Dean Phillips ‘Gimme Some Lovin’ Campaign Hits Silicon Valley

Dean Phillips is a dipshit loser who won’t be president, and he has the attention of these garbage men, which should tell you everything you need to know about him.

But what caught my eye here was Calacanis, who I see has become something of a lapdog for Elon Musk, desperately, pathetically, hoping that he can pick up one or two crumbs that Musk drops on the floor.

I knew Jason Calacanis in the early 2000s, and worked for him for about a year. I figured out real quick that he was a gross tech bro who lied the way most people breathe, a total sociopath.

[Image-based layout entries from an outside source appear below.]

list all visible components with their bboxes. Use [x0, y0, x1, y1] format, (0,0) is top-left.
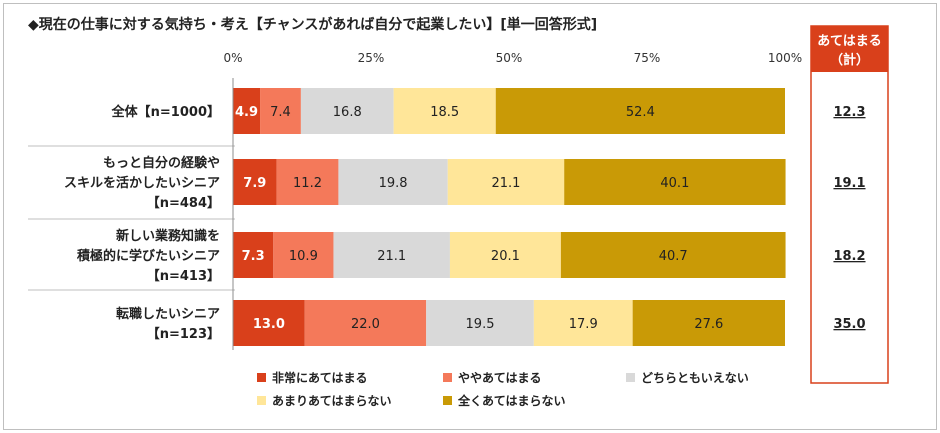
bar-segment	[449, 232, 561, 278]
chart-title: ◆現在の仕事に対する気持ち・考え【チャンスがあれば自分で起業したい】[単一回答形…	[28, 17, 598, 33]
bar-segment	[495, 88, 785, 134]
data-label: 7.9	[243, 176, 266, 191]
category-label: スキルを活かしたいシニア	[64, 175, 220, 191]
bar-segment	[276, 159, 339, 205]
x-tick-label: 25%	[358, 51, 385, 65]
data-label: 13.0	[253, 317, 285, 332]
bar-segment	[260, 88, 301, 134]
chart-frame	[3, 3, 937, 430]
category-label: 新しい業務知識を	[116, 228, 220, 244]
legend-swatch	[626, 373, 635, 382]
bar-segment	[233, 232, 274, 278]
bar-segment	[304, 300, 427, 346]
bar-segment	[273, 232, 334, 278]
data-label: 19.8	[379, 176, 408, 191]
legend-label: どちらともいえない	[641, 371, 749, 385]
x-tick-label: 75%	[634, 51, 661, 65]
legend-swatch	[443, 396, 452, 405]
data-label: 20.1	[491, 249, 520, 264]
category-label: 全体【n=1000】	[111, 104, 220, 120]
data-label: 4.9	[235, 105, 258, 120]
data-label: 16.8	[333, 105, 362, 120]
bar-segment	[564, 159, 786, 205]
data-label: 27.6	[694, 317, 723, 332]
bar-segment	[447, 159, 565, 205]
x-tick-label: 100%	[768, 51, 802, 65]
data-label: 7.4	[270, 105, 291, 120]
summary-value: 19.1	[833, 176, 865, 191]
data-label: 40.7	[659, 249, 688, 264]
category-label: 【n=484】	[147, 195, 220, 211]
summary-value: 18.2	[833, 249, 865, 264]
data-label: 18.5	[430, 105, 459, 120]
bar-segment	[393, 88, 496, 134]
legend-label: 非常にあてはまる	[272, 370, 368, 385]
legend-swatch	[443, 373, 452, 382]
category-label: 【n=413】	[147, 268, 220, 284]
data-label: 17.9	[569, 317, 598, 332]
legend-label: ややあてはまる	[458, 371, 542, 385]
bar-segment	[233, 159, 277, 205]
bar-segment	[233, 88, 261, 134]
x-tick-label: 0%	[223, 51, 242, 65]
category-label: 転職したいシニア	[116, 306, 220, 322]
bar-segment	[632, 300, 785, 346]
legend-swatch	[257, 373, 266, 382]
bar-segment	[233, 300, 305, 346]
legend-label: 全くあてはまらない	[457, 393, 566, 408]
data-label: 52.4	[626, 105, 655, 120]
summary-value: 12.3	[833, 105, 865, 120]
data-label: 7.3	[242, 249, 265, 264]
x-tick-label: 50%	[496, 51, 523, 65]
data-label: 10.9	[289, 249, 318, 264]
bar-segment	[300, 88, 394, 134]
category-label: もっと自分の経験や	[103, 155, 220, 171]
legend-label: あまりあてはまらない	[272, 394, 392, 408]
data-label: 22.0	[351, 317, 380, 332]
bar-segment	[426, 300, 534, 346]
data-label: 19.5	[466, 317, 495, 332]
data-label: 21.1	[377, 249, 406, 264]
data-label: 11.2	[293, 176, 322, 191]
legend-swatch	[257, 396, 266, 405]
bar-segment	[533, 300, 633, 346]
summary-header: あてはまる	[817, 34, 881, 49]
data-label: 40.1	[660, 176, 689, 191]
data-label: 21.1	[491, 176, 520, 191]
summary-value: 35.0	[833, 317, 865, 332]
bar-segment	[338, 159, 448, 205]
summary-header: （計）	[830, 52, 869, 68]
category-label: 積極的に学びたいシニア	[76, 248, 220, 264]
category-label: 【n=123】	[147, 326, 220, 342]
summary-header-bg	[811, 26, 888, 72]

But I never would have predicted that he would be such a Quisling for Musk, or so completely comfortable hanging out with the Nazis at the core of the Musk fanbase.

What a fucking loser, fawning to that fascist piece of shit. Jesus Christ, Jason. Have some self respect.

“Tech notable”. Ha. “Predatory Capitalist who bought established networks and websites, ran them into the ground, sold them off and pocketed incredible amounts of money, leaving all of us who did the work and built the brands out in the cold with little to no warning or meaningful severance,” is more accurate. And he did it over and over and over. He’s not a tech genius. He’s not an innovator. He’s not a creator. He’s a predatory venture capitalist, and that’s it.

He thinks he’s a larval Elon Musk, and he doesn’t realize the most he’ll ever be is the dollar store knock-off toy version of an Elon Musk action figure with mismatched hands.

I really hope that Calacanis’s despicable behavior for decades catches up to him. He’s a really bad guy.